Back to the question of why one visits a Congress then. 
The answer is, of course, to learn.  Although in the case of Lisbon it would have been advantageous to come equipped with a wheelbarrow in order to cope with the mass of printed materials issued. 

International Horticultural Congress Lisbon

This congress, organised by the International Society for Horticultural Science takes place every four years – and happened to be in Lisbon this year.  To put this event into perspective – organisers were talking about 3,500 plus delegates having registered from all over the world and representing every conceivable branch of horticultural science. 

It had its moments – like when the bus driver refused to take us to our hotel after an evening function because he had been instructed to drop everyone off at one hotel hotel, rather than deliver all delegates to the actual hotel they were staying at – but hey, one can laugh about it today.

The congress programme consisted of both oral and poster presentations.
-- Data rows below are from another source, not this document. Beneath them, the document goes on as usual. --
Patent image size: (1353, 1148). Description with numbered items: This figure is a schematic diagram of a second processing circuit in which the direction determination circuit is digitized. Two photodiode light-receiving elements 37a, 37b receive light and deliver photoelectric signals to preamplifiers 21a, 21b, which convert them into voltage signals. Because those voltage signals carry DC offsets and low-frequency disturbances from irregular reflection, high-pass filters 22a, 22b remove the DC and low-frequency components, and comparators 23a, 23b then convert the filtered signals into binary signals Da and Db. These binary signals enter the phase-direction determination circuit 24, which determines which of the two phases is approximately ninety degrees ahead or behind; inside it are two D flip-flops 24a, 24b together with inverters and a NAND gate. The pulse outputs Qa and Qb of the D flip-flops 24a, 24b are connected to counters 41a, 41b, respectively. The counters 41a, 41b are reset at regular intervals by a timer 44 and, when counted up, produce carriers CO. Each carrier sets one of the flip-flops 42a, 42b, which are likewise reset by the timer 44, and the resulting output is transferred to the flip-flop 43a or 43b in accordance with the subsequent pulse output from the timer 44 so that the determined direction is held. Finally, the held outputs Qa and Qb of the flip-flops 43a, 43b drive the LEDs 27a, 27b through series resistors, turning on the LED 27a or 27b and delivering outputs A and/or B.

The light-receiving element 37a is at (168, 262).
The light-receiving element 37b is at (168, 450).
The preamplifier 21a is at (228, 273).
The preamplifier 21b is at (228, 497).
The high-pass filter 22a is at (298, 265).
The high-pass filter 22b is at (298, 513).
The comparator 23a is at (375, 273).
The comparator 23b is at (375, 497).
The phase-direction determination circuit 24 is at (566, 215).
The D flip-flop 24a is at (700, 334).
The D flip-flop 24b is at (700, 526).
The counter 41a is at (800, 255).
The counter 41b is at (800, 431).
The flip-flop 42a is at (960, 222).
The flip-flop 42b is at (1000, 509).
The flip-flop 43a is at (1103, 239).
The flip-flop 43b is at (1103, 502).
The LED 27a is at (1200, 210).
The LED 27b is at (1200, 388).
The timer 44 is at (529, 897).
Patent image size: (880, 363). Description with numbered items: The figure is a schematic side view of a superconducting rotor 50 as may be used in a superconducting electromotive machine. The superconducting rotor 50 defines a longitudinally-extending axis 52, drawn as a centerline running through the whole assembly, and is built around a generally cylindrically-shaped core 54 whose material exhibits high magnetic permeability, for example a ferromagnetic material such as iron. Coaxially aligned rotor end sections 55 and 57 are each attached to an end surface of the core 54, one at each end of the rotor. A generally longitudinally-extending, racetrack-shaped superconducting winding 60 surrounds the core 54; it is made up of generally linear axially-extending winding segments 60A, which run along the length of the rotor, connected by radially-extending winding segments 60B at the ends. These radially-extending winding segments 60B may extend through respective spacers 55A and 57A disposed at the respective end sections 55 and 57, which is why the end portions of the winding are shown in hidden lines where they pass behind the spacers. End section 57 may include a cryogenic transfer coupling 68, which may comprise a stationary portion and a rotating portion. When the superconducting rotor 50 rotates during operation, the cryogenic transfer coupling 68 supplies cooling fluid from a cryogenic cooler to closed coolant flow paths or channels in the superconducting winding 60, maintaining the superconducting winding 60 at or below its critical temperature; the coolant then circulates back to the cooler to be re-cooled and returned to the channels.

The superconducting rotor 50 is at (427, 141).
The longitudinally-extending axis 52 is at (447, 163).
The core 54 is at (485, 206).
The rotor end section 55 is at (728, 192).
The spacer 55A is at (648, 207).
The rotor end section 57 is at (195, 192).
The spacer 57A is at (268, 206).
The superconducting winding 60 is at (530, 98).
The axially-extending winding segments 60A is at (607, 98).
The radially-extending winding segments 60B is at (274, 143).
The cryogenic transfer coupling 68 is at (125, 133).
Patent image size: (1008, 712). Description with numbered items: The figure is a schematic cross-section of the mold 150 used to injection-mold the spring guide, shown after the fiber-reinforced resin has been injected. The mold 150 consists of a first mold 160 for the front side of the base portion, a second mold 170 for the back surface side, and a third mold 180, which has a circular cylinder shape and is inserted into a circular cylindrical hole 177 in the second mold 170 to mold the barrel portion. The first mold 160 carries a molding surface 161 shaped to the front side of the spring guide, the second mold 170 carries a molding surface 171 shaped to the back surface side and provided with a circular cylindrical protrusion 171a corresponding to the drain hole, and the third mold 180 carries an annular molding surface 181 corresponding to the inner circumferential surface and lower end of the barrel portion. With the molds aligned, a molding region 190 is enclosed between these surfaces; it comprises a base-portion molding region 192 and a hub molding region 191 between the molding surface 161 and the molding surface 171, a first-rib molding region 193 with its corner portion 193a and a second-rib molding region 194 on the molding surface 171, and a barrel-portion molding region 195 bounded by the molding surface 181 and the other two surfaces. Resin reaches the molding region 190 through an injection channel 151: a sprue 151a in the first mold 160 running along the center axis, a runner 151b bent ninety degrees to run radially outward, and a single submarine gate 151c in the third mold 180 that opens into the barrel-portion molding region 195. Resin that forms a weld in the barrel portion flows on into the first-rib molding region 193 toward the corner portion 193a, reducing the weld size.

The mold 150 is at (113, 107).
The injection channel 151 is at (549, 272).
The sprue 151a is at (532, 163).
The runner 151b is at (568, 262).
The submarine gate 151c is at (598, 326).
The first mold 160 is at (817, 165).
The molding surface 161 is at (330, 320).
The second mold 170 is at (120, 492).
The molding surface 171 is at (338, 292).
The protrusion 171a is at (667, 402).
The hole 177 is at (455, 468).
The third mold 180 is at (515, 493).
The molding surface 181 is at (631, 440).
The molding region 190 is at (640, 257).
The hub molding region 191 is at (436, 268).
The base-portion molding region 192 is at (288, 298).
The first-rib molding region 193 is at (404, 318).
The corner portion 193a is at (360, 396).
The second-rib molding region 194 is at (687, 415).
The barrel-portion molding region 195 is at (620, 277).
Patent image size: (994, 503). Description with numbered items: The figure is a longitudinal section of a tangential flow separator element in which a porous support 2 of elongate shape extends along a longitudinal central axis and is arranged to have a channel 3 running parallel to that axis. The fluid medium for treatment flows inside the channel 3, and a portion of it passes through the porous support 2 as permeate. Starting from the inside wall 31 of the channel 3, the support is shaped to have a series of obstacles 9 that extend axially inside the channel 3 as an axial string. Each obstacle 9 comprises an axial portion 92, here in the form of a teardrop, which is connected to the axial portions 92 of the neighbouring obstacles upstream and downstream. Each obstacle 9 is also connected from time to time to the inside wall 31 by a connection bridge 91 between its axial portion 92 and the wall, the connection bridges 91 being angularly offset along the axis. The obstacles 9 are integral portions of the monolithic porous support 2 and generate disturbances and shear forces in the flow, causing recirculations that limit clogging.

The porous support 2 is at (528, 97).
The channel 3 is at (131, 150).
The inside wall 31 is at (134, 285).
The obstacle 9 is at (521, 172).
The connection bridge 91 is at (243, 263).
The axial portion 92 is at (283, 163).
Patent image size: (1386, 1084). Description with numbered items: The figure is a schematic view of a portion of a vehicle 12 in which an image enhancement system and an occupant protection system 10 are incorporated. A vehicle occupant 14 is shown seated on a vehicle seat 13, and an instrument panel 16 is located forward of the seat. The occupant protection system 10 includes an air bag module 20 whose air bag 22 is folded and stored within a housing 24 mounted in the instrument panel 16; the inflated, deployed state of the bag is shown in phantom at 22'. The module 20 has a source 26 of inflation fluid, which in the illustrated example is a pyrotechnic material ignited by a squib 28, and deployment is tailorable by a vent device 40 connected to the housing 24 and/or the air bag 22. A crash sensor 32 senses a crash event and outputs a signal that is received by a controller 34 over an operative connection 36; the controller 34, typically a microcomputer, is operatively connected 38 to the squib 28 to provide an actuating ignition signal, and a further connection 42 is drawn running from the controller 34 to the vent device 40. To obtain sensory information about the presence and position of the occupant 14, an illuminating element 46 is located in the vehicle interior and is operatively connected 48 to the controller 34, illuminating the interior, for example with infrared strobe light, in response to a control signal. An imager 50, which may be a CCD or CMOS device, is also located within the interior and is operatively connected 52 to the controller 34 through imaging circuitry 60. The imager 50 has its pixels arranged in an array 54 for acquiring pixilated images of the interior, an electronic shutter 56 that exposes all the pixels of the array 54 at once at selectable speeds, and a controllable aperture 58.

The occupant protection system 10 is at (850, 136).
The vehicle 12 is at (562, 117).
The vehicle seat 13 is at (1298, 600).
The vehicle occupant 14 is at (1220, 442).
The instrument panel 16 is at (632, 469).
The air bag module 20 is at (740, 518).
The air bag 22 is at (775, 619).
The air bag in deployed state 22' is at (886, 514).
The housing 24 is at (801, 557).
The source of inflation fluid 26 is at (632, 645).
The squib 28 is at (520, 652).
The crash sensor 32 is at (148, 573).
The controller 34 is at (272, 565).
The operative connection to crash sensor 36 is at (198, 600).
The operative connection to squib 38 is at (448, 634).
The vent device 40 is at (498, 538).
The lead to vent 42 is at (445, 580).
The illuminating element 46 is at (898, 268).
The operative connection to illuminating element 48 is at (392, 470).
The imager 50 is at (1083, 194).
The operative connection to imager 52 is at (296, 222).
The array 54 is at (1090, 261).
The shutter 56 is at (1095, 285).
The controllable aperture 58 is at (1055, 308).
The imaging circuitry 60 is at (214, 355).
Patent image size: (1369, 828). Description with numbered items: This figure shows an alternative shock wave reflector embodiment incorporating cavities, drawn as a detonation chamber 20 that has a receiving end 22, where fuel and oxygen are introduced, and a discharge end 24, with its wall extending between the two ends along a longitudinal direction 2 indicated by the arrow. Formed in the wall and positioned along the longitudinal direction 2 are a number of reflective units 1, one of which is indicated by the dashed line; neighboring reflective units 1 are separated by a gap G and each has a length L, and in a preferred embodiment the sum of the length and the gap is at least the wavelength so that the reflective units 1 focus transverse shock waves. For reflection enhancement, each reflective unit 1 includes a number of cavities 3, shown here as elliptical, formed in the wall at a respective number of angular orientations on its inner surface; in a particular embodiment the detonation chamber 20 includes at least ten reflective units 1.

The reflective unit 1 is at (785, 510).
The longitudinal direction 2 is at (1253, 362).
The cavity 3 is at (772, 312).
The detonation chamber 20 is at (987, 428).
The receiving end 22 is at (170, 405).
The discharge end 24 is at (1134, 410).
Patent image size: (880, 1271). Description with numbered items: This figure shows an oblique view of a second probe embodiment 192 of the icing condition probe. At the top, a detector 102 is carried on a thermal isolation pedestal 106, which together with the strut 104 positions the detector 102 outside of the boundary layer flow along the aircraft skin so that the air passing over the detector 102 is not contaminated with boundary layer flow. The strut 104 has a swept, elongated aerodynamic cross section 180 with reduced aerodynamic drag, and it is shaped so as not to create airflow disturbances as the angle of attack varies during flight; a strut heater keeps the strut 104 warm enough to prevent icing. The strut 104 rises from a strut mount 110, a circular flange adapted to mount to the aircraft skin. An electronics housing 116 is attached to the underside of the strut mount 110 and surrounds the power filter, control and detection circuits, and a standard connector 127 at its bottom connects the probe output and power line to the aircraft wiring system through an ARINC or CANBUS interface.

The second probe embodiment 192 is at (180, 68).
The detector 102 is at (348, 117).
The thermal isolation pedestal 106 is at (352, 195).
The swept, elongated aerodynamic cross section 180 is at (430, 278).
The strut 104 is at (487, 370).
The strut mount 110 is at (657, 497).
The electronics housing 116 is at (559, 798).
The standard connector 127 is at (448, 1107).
A look at the size of the poster presentation area should assist in appreciating the scale of the congress.

Posters everywhere! Another way to get an appreciation for the scale of an event is usually the programme document and in this case also the published abstracts. Combined, these documents weighed about 5 kg and it took several hours to digest them and figure out which session one wanted to attend, where the session was being held, what one was therefore missing out on and how one could compensate for this situation. Not everyone is interested in every session. My key focus was on economics and value chain management whereas Massimo and Anne-Marie were concentrating on post harvest quality management and rotten fruit.    🙂

Posters, posters everywhere

But just in case one really did not know how to navigate through the documents on offer, the congress organisers had come up with a really new and innovative approach aimed at removing the guess work from the situation. How well they succeeded is another question all together – but have a look at this photo!  There goes the perception that scientists are ALWAYS very precise!